Oui, des vaches laitières à l'herbe, c'est possible !
Des vaches qui pâturent, ça semble une évidence... sur l'étiquette de la bouteille de lait.
Ce n'est pas simple en réalité. La simplicité c'est de nourrir avec une ration maïs-soja : cette ration ne bougera pas de l'année, elle est parfaitement adaptée à l'industrialisation de la production.
En revanche, faire du lait avec des vaches nourries d'herbe c'est complexe : les prairies n'ont pas toujours la même composition selon les années et selon les saisons bien sûr. Il faut donc sans cesse travailler à équilibrer la ration alimentaire. Mais c'est tout là l'art (et le plaisir ?) du métier de paysan, s'adapter à son sol, au climat.

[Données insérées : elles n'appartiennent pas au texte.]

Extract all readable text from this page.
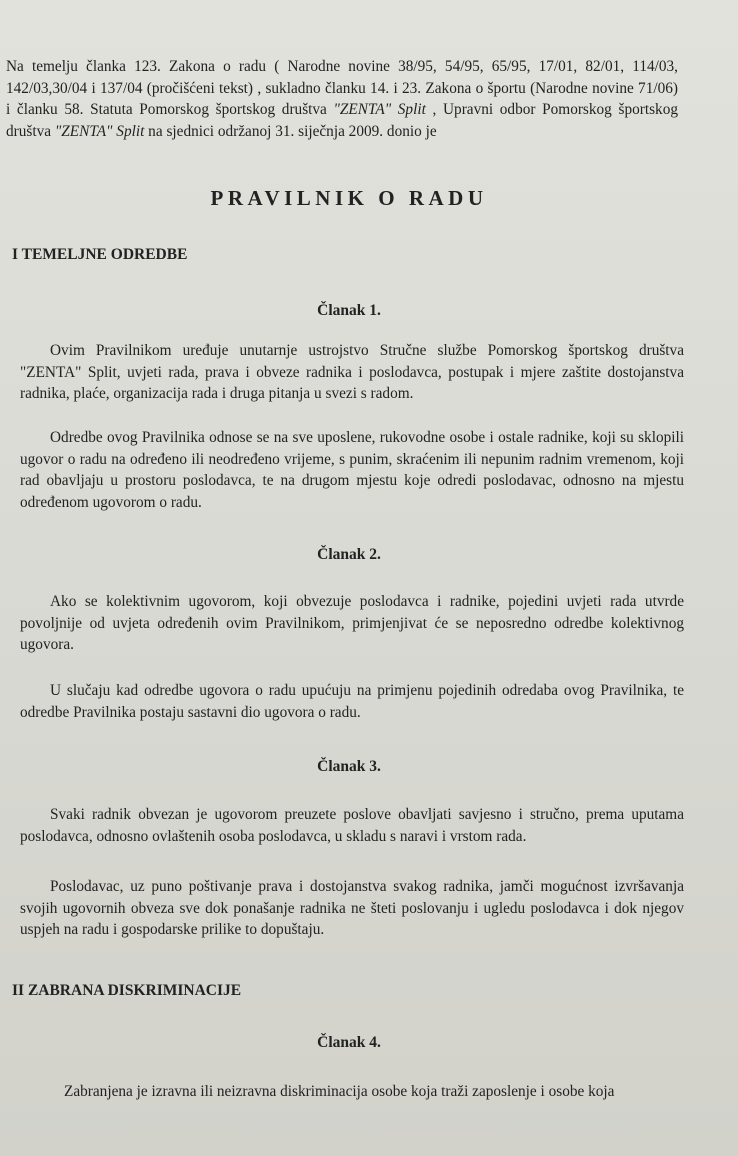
Na temelju članka 123. Zakona o radu ( Narodne novine 38/95, 54/95, 65/95, 17/01, 82/01, 114/03, 142/03,30/04 i 137/04 (pročišćeni tekst) , sukladno članku 14. i 23. Zakona o športu (Narodne novine 71/06) i članku 58. Statuta Pomorskog športskog društva "ZENTA" Split , Upravni odbor Pomorskog športskog društva "ZENTA" Split na sjednici održanoj 31. siječnja 2009. donio je
PRAVILNIK O RADU
I TEMELJNE ODREDBE
Članak 1.
Ovim Pravilnikom uređuje unutarnje ustrojstvo Stručne službe Pomorskog športskog društva "ZENTA" Split, uvjeti rada, prava i obveze radnika i poslodavca, postupak i mjere zaštite dostojanstva radnika, plaće, organizacija rada i druga pitanja u svezi s radom.
Odredbe ovog Pravilnika odnose se na sve uposlene, rukovodne osobe i ostale radnike, koji su sklopili ugovor o radu na određeno ili neodređeno vrijeme, s punim, skraćenim ili nepunim radnim vremenom, koji rad obavljaju u prostoru poslodavca, te na drugom mjestu koje odredi poslodavac, odnosno na mjestu određenom ugovorom o radu.
Članak 2.
Ako se kolektivnim ugovorom, koji obvezuje poslodavca i radnike, pojedini uvjeti rada utvrde povoljnije od uvjeta određenih ovim Pravilnikom, primjenjivat će se neposredno odredbe kolektivnog ugovora.
U slučaju kad odredbe ugovora o radu upućuju na primjenu pojedinih odredaba ovog Pravilnika, te odredbe Pravilnika postaju sastavni dio ugovora o radu.
Članak 3.
Svaki radnik obvezan je ugovorom preuzete poslove obavljati savjesno i stručno, prema uputama poslodavca, odnosno ovlaštenih osoba poslodavca, u skladu s naravi i vrstom rada.
Poslodavac, uz puno poštivanje prava i dostojanstva svakog radnika, jamči mogućnost izvršavanja svojih ugovornih obveza sve dok ponašanje radnika ne šteti poslovanju i ugledu poslodavca i dok njegov uspjeh na radu i gospodarske prilike to dopuštaju.
II ZABRANA DISKRIMINACIJE
Članak 4.
Zabranjena je izravna ili neizravna diskriminacija osobe koja traži zaposlenje i osobe koja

Dans les années 1990, le contrôle laitier regardait ceux qui passaient au pâturage comme des illuminés : « en Touraine pour faire du lait il faut nourrir les vaches avec du maïs » répétait-il alors. Des éleveurs ont tenté quand même, heureusement. D'ailleurs aujourd'hui le contrôle laitier a changé de posture et reconnaît que des prairies avec du trèfle permet de diminuer l'achat de protéines. Mieux vaut tard que jamais...
Un journaliste présent s'étonne : « des vaches au pré, il faut donc les rentrer deux fois par jour pour la traite ? ». Oui, et parole de paysan : « je préfère sortir dans la lumière du petit matin chercher mes vaches au pré que prendre le tracteur pour racler le lisier », « sauf quand elles se sont sauvées... quoi que, ce n'est pas pire qu'une panne de tracteur ! ».
Nourrir les vaches… et les vers de terre
Viser l'autonomie alimentaire de son troupeau, cela veut dire nourrir au maximum avec des aliments produits sur la ferme, éventuellement complétés avec des aliments des environs. Autrement dit, cesser d'importer ce soja qui participe à la déforestation de l'Amazonie et condamne la pérennité de l'agriculture des collègues paysans brésiliens.
« Pourrait-on produire du soja en Touraine ? » Ca se fait, mais moins que dans le Sud de la France et avec peu de rendements aujourd'hui, car la recherche variétale n'a pas du tout été poussée sur le soja : les accords commerciaux incitant à l'importation du soja n'ont pas encouragé une recherche publique sur le sujet
Mais d'autres solutions que le soja existent pour apporter les protéines nécessaires à un troupeau : par exemple travailler avec du tourteau de colza, ou encore semer des méteils associant céréales et légumineuses. Les fermes en démarche d'agriculture paysanne travaillent ce levier de l'autonomie alimentaire, par souci économique, environnemental et par défi technique aussi.
Sur cette ferme, le paysan développe un système agricole permettant de nourrir son troupeau, mais aussi de nourrir son sol. Il veut « remettre le sol au centre de l'activité agricole » : des sols toujours couverts, des sols biologiquement vivant pour produire de l'azote, de la matière organique, également pour stocker du carbone et diminuer l'empreinte carbone.
Aller vers un système autonome et résilient, c'est un des leviers pour continuer l'activité laitière. Pour continuer à avoir des fermes variées et nombreuses.